ST. LOUIS -- It seems fitting that a year in which Tommy Pham finally found a fix for his chronic vision problems will now also feature on-field success defined by the same figure: 20/20.
Pham became the sixth player in Cardinals franchise history to steal 20 bases and hit 20 homers in a single season, and he reached both plateaus within the same afternoon. Using his speed and his swing to spark a pair of two-run innings, Pham also turned his milestone day into a needed boost for the Cardinals, who notched a 5-2 win over the Reds at Busch Stadium on Thursday.
"With everything I've gone through this year, to go out and have a 20-20 season is a proud moment for myself," Pham said. "I wrote this down in 2012 that I could be a 20-20 player in the big leagues. Everything I'm doing now is something I've always believed I could do. It's just no one else believed it."
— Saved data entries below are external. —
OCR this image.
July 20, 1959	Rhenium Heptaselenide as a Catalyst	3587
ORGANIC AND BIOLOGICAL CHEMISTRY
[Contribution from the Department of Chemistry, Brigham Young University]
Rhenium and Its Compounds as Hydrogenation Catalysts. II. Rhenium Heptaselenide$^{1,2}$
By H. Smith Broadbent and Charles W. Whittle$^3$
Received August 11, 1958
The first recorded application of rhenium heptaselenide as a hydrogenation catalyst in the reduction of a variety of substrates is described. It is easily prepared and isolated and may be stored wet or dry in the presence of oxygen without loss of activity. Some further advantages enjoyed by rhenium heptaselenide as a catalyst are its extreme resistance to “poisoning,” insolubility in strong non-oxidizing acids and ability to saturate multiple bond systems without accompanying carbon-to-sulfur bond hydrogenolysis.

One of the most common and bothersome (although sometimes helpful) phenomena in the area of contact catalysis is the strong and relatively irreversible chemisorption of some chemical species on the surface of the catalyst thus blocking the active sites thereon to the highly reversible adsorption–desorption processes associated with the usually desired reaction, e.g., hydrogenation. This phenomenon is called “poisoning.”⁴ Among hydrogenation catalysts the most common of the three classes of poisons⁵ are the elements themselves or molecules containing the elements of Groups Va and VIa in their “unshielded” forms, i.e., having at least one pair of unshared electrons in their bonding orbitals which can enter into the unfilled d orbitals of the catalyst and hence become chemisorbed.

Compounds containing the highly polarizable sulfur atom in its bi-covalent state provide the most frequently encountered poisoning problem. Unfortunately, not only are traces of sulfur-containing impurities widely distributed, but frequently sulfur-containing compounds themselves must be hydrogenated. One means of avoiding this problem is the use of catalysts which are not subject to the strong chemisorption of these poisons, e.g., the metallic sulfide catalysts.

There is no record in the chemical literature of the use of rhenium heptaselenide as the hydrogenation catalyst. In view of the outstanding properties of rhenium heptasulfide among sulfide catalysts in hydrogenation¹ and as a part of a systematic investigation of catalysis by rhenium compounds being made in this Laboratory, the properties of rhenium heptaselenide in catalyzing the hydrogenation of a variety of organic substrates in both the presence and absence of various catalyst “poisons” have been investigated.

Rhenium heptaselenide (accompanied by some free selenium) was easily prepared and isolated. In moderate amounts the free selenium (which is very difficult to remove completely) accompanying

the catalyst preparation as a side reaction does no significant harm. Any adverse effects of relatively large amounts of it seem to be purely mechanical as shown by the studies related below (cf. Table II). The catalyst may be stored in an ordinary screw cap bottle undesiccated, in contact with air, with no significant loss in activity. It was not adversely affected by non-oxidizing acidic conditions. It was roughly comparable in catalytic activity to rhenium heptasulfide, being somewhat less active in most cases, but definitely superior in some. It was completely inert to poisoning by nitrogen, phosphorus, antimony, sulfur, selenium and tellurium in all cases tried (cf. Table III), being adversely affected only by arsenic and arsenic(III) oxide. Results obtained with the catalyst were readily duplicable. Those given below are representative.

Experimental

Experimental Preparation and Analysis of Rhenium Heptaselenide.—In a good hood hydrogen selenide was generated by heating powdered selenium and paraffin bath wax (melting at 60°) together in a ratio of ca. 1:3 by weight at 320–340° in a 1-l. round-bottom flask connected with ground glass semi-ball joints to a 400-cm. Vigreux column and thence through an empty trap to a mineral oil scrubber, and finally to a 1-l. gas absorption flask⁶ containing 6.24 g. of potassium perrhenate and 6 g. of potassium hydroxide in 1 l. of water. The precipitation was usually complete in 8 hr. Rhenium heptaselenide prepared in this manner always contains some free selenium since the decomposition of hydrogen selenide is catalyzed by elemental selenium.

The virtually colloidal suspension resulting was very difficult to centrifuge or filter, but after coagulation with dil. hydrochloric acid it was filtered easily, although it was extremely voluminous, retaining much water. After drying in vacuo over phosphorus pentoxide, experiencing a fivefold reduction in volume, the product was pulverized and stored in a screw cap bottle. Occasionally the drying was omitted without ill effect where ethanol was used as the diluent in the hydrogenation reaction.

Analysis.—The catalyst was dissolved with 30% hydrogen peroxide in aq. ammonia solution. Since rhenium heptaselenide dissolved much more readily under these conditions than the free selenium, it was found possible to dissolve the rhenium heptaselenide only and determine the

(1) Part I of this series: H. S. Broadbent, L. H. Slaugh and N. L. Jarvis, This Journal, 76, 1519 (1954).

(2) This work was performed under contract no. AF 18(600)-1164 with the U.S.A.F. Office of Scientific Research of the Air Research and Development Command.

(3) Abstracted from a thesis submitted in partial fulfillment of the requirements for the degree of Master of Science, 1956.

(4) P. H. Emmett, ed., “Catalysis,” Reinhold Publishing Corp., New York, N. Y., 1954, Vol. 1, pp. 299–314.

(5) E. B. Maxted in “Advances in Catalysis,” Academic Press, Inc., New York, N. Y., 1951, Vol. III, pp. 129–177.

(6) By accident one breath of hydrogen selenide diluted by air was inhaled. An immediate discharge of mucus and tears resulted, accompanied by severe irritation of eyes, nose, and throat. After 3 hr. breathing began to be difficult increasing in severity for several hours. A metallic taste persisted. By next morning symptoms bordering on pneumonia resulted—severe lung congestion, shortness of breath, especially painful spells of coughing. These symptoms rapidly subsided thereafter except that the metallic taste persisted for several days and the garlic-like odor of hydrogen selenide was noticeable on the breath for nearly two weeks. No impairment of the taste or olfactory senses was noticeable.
Certainly few would have expected it six months ago when Pham was optioned to Minor League camp after a subpar spring showing at the plate. But in the weeks that followed, Pham corrected his sight, rediscovered his swing and then provided instant production when injuries opened a spot for him on the Major League roster on May 3.
Pham's first three homers of the season came in those first three games. He became a priority player in the Cardinals' lineup soon after.
"He went down early in the year and knew what he had to do to get back and join us and help us," manager Mike Matheny said. "And there's been no looking back."
Pham took care of the 20 steals first on Thursday when he swiped a pair of bases in the third to set up a two-out RBI opportunity for Jose Martinez. Two innings later, Pham crushed his 20th homer. The two-run shot off Reds starter Amir Garrett traveled a Statcast-estimated 381 feet before landing in the right-center-field stands.
Reggie Sanders, back in 2004, had been the last Cardinal to attain 20-20 status. Prior to Sanders, only Lou Brock, Ray Lankford, Brian Jordan and Fernando Tatis had achieved the feat. Lankford did so in five different seasons with St. Louis.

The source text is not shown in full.